Blue Cross denies that the new fee schedule will prevent doctors and patients from having a choice in medical care. The pay policy applies only to adults and does not include children, university medical centers or rural areas where there are not an abundance of ambulatory surgery centers, said Robert Alaniz, a spokesman for WellPoint, Blue Cross' parent firm.
"The cost factor is one of the major obstacles to patients scheduling these procedures," he said. In California, colonoscopies cost between $2,500 and $6,000 in a hospital, compared with outpatient surgery center fees that range between $300 and $500, he said.
"But the bottom line is broadening our network and access," he said. Alaniz declined to comment on the litigation or any possible legal violations the payment policy may pose.
Accusations of legal breaches
The CHA lawsuit, filed in Los Angeles Superior Court, says Blue Cross' payment rules violate the state's Knox-Keene Act, which regulates health plans and insurers. The provisions require doctors to make medical decisions "unhindered by fiscal and administrative management." The law prohibits any contract between doctors and health plans that "includes specific payment made directly, in any type of form ... as an inducement to deny, reduce, limit or delay medically necessary and appropriate services."
Further, the CHA lawsuit contends, the 5% boost in pay for ambulatory surgery center services breaches state anti-kickback laws that make it illegal to offer payments in exchange for patient referrals. The health plan also is committing fraud against patients who are "misled" into believing they have choices in where they receive treatment, the CHA alleges.

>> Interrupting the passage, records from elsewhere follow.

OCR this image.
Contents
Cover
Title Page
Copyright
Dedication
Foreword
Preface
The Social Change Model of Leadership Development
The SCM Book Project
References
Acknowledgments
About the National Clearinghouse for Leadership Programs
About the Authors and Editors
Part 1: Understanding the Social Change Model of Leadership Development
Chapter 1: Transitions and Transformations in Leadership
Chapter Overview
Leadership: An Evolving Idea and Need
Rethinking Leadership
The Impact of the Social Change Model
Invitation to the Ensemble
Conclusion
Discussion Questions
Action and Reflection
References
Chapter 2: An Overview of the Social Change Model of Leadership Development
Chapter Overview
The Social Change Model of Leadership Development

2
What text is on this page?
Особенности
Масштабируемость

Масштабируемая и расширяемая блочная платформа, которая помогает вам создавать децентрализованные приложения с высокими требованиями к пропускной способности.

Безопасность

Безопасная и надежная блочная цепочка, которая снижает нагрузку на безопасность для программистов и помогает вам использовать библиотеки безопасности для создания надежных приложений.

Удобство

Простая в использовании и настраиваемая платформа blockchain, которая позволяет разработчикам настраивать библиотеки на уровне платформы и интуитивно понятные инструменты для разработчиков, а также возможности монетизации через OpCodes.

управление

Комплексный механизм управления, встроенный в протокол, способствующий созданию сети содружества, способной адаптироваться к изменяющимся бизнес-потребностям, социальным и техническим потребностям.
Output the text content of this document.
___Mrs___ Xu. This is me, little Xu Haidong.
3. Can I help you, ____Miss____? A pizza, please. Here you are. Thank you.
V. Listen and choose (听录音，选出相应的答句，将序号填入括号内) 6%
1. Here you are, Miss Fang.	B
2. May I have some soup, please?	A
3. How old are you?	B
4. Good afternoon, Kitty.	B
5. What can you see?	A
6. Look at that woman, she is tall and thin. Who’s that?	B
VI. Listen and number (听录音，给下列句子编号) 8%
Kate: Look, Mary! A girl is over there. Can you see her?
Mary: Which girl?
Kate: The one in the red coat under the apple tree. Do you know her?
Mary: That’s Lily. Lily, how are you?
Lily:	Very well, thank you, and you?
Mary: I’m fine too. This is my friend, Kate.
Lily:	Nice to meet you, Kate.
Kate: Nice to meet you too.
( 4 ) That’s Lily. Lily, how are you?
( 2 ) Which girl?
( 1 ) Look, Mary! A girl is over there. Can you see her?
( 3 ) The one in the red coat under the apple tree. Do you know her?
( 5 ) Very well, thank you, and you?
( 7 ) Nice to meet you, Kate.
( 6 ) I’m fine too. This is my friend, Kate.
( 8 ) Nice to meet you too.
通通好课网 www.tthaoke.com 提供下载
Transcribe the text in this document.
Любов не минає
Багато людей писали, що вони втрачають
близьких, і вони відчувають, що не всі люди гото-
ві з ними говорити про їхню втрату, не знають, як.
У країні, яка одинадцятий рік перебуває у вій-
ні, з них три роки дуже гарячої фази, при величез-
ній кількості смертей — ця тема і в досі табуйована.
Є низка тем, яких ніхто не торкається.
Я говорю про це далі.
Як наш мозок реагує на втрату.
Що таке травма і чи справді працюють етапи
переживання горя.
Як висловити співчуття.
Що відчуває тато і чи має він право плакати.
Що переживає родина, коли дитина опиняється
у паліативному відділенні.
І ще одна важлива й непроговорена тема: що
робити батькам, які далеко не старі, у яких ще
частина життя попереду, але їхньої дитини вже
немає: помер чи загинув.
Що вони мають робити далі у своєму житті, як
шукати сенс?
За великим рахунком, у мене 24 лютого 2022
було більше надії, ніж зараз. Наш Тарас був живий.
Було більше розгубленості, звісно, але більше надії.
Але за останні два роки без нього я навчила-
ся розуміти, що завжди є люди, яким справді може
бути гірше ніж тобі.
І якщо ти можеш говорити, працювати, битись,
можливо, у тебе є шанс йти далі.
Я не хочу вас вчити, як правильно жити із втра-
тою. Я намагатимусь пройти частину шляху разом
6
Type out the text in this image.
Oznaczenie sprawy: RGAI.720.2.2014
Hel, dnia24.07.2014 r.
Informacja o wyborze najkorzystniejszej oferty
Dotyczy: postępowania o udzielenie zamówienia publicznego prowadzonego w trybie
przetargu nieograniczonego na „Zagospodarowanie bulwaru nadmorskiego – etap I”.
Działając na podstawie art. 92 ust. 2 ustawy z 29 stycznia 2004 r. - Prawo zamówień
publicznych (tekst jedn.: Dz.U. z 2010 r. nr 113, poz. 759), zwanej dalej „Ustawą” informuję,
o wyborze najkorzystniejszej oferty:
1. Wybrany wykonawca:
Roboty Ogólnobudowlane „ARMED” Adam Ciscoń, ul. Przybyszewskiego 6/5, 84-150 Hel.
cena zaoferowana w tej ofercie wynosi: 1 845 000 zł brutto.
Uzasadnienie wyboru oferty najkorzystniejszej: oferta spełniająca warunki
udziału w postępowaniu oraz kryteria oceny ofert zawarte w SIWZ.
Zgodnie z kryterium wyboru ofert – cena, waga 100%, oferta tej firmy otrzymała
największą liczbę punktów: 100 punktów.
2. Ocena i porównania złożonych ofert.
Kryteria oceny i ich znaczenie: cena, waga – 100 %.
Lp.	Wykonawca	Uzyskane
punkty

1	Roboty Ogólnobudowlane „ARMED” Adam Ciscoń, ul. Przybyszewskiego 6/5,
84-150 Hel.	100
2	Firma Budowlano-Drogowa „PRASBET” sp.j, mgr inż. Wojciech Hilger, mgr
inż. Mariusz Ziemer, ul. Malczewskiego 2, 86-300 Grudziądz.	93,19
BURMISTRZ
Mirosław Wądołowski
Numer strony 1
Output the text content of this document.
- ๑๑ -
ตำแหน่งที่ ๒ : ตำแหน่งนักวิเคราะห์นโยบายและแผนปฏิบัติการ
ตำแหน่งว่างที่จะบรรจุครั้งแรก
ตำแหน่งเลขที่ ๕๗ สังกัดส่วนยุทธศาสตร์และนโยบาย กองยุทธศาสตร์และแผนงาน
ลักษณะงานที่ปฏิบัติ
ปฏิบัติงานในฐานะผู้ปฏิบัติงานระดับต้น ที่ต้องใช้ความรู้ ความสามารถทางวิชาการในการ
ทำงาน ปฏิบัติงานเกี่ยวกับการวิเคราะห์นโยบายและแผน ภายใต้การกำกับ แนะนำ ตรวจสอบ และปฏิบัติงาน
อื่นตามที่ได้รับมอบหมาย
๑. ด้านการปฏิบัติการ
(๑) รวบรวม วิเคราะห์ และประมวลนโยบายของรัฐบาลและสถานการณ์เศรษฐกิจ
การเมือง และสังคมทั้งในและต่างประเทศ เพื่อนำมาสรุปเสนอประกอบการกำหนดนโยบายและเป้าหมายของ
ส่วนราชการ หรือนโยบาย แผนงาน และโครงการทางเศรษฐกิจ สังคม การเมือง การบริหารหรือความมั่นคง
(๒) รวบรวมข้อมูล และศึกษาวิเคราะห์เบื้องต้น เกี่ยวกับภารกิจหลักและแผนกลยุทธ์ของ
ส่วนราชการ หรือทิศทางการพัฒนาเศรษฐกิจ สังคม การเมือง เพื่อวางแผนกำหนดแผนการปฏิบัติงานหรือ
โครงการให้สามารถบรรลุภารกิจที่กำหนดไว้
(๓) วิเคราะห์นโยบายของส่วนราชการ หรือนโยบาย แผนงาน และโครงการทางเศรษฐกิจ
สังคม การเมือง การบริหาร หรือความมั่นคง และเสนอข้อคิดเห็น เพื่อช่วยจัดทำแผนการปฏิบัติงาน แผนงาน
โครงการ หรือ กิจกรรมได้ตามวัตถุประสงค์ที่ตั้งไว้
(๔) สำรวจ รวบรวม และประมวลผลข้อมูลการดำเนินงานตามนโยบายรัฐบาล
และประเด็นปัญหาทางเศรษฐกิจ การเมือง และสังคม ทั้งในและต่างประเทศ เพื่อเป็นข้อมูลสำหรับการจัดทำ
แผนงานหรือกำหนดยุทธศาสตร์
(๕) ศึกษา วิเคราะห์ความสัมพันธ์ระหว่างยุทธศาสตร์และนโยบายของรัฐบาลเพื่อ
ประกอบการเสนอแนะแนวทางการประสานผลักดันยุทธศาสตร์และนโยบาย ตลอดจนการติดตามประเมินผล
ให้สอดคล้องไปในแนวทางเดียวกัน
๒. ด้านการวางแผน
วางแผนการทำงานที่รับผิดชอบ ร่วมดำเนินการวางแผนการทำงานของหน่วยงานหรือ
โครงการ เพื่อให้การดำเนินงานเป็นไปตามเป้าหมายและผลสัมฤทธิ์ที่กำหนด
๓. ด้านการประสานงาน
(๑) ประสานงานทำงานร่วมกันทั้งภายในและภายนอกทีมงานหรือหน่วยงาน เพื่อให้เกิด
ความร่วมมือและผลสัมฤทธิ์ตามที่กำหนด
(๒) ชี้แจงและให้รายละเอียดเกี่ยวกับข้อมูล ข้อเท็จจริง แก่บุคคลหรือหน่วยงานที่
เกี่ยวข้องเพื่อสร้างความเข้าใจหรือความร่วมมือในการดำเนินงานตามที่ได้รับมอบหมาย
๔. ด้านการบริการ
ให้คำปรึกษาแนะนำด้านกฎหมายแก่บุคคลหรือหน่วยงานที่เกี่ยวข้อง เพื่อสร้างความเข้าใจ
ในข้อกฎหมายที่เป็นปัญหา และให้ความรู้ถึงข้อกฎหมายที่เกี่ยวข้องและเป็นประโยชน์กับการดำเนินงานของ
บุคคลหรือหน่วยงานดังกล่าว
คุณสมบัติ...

In a letter to Blue Cross and in its informal complaint to the DMHC, the CMA agreed that the new payment contract may violate access-to-care regulations under Knox-Keene.
Geographic rules in the law maintain that covered services be available "within 30 minutes or 15 miles" of a patient's residence or workplace. The doctors' letter points out that Blue Cross' list of options for ambulatory facilities would force patients to get care outside those boundaries.